CAE gets upgrade from RBC
Nov. 14, 2013, Montreal - CAE Inc. was upgraded to outperform from sector perform by RBC Capital Markets because of its attractive valuation and anticipated margin improvement.
Analyst Steve Arthur noted the flight simulation equipment and pilot
training company has had a difficult year operationally. It spent
several quarters restructuring and streamlining operations, including
the relocation of approximately 20 simulators from areas with
overcapacity to regions with stronger demand.
“We believe that much of that work is now complete, and we should see
these redeployed simulators begin contributing materially to revenue
and margins in the second half of fiscal 2014,” Mr. Arthur said in a
Montreal-based CAE hiked its quarterly dividend by 20% to 6¢ on
Wednesday after reporting second-quarter revenue of $487-million, which
was below analysts’ estimates of $534-million.
Mr. Arthur noted the miss was largely due to a 6% year-over-year
decline in civil revenues, which came as little surprise given the
ongoing integration and simulator redeployments.

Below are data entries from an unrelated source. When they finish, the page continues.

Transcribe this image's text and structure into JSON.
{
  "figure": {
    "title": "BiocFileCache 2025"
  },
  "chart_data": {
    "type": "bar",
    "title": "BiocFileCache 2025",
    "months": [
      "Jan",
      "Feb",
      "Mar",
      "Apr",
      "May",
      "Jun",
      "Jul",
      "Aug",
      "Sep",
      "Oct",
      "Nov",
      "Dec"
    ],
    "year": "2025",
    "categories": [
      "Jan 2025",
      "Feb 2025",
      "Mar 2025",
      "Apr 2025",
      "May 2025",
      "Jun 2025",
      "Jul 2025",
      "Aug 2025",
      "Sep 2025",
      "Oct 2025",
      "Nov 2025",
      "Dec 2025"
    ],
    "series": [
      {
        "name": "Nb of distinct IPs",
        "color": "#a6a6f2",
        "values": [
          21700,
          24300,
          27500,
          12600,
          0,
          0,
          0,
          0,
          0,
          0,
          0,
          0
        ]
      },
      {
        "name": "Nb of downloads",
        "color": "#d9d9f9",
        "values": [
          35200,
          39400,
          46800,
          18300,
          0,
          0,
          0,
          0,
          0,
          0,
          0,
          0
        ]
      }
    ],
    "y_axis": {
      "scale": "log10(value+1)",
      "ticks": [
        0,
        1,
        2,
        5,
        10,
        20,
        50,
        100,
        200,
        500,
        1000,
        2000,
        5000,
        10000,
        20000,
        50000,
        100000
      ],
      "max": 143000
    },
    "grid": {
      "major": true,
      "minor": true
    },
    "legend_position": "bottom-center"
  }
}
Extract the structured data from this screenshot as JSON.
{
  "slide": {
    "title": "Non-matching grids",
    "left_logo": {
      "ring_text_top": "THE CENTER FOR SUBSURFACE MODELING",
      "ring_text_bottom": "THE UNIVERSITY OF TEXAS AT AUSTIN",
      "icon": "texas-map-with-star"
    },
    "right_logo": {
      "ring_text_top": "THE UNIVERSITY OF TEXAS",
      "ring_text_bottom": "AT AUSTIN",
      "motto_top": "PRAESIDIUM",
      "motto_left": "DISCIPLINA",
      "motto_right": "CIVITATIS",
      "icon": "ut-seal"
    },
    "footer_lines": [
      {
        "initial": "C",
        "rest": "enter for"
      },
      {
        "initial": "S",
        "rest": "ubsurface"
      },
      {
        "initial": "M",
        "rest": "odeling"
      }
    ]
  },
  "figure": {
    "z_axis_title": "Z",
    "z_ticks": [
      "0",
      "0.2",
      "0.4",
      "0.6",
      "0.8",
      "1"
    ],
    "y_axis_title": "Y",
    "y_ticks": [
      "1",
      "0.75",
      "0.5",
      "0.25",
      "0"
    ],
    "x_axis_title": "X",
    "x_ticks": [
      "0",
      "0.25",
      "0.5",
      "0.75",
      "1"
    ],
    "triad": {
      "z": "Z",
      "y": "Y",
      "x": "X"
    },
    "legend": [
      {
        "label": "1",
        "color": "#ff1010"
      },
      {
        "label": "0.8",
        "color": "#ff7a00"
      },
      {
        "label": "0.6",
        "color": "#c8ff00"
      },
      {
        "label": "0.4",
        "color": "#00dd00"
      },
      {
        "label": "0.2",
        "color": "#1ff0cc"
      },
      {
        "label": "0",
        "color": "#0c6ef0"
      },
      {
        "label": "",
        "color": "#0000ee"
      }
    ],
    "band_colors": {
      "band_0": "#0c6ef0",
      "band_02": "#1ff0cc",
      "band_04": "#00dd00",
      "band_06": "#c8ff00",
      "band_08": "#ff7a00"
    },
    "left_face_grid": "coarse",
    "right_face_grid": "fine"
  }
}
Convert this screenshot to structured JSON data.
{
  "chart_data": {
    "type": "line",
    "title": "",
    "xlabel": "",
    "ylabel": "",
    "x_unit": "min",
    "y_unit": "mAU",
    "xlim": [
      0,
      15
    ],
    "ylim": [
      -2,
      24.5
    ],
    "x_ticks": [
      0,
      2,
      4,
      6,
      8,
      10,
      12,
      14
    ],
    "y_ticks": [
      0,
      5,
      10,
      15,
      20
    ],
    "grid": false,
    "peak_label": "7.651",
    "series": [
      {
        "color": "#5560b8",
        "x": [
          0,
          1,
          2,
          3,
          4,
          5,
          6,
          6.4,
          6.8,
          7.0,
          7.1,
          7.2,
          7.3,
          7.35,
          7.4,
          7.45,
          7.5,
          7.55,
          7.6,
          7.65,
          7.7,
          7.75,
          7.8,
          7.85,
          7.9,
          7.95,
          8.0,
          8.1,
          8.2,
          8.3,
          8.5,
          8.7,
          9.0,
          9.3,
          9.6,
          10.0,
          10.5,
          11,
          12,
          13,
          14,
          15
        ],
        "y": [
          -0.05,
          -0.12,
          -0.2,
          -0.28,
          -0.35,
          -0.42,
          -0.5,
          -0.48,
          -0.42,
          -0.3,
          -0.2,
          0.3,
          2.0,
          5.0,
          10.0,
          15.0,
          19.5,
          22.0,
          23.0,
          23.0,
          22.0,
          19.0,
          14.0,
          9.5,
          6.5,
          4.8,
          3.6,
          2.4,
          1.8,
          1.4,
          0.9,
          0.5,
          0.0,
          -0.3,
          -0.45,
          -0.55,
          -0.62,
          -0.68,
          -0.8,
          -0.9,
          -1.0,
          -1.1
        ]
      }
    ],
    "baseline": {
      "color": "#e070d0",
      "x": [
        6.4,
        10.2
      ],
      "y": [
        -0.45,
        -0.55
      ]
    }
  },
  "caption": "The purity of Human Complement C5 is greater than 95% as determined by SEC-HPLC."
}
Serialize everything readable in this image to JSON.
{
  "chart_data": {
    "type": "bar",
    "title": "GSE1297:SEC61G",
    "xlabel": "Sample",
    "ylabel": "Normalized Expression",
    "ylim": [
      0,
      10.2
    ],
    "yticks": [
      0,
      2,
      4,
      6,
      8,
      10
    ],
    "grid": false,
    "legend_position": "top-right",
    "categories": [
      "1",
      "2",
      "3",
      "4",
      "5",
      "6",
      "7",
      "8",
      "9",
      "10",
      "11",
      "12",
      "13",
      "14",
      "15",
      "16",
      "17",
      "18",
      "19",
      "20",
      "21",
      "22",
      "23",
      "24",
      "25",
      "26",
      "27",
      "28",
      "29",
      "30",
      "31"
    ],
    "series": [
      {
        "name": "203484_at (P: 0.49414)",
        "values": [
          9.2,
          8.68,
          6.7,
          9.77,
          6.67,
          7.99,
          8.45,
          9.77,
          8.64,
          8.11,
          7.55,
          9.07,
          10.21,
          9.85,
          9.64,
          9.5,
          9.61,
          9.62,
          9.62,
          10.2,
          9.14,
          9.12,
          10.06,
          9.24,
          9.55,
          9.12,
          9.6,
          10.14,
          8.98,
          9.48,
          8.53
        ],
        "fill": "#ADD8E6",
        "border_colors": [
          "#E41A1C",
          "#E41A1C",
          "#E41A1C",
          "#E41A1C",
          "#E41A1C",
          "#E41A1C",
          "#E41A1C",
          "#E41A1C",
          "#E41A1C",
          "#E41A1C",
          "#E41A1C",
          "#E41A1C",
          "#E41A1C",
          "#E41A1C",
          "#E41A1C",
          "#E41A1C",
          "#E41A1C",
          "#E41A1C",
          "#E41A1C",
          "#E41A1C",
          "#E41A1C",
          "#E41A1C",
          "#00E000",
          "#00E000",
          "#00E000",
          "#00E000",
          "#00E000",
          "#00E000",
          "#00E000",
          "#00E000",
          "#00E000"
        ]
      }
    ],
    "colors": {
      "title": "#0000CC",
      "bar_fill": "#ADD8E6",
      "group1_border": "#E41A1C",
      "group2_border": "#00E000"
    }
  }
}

Adjusted earnings per share of 15¢ was in line with analysts’ forecasts.
The analyst noted recent operational issues have caused CAE to lag
its peers and the stock now trades at a material discount to the
aerospace and defense group.
“We expect that CAE shares will react positively to growing evidence
of operating margin improvement, and suggest that investors build
positions ahead of that,” Mr. Arthur said, raising his target price on
the stock to $14 from $13.
“We knew the first half of fiscal 2014 would be challenged, and so
the weaker results have not impacted our outlook for CAE,” said Kevin
Chiang, analyst at CIBC World Markets.
He also noted the company’s margins are starting to improve
sequentially as it moves past restructuring, while its balance sheet is
now stronger with net debt to capital below 40%.
Mr. Chiang sees the dividend hike as a sign of CAE’s confidence in its forward outlook.
“In addition, as CAE’s free cash flow profile improves, the company
has indicated that returning cash to shareholders is a key priority,”
the analyst told clients, raising his target price to $13 from $12.50
and maintaining a sector performer rating.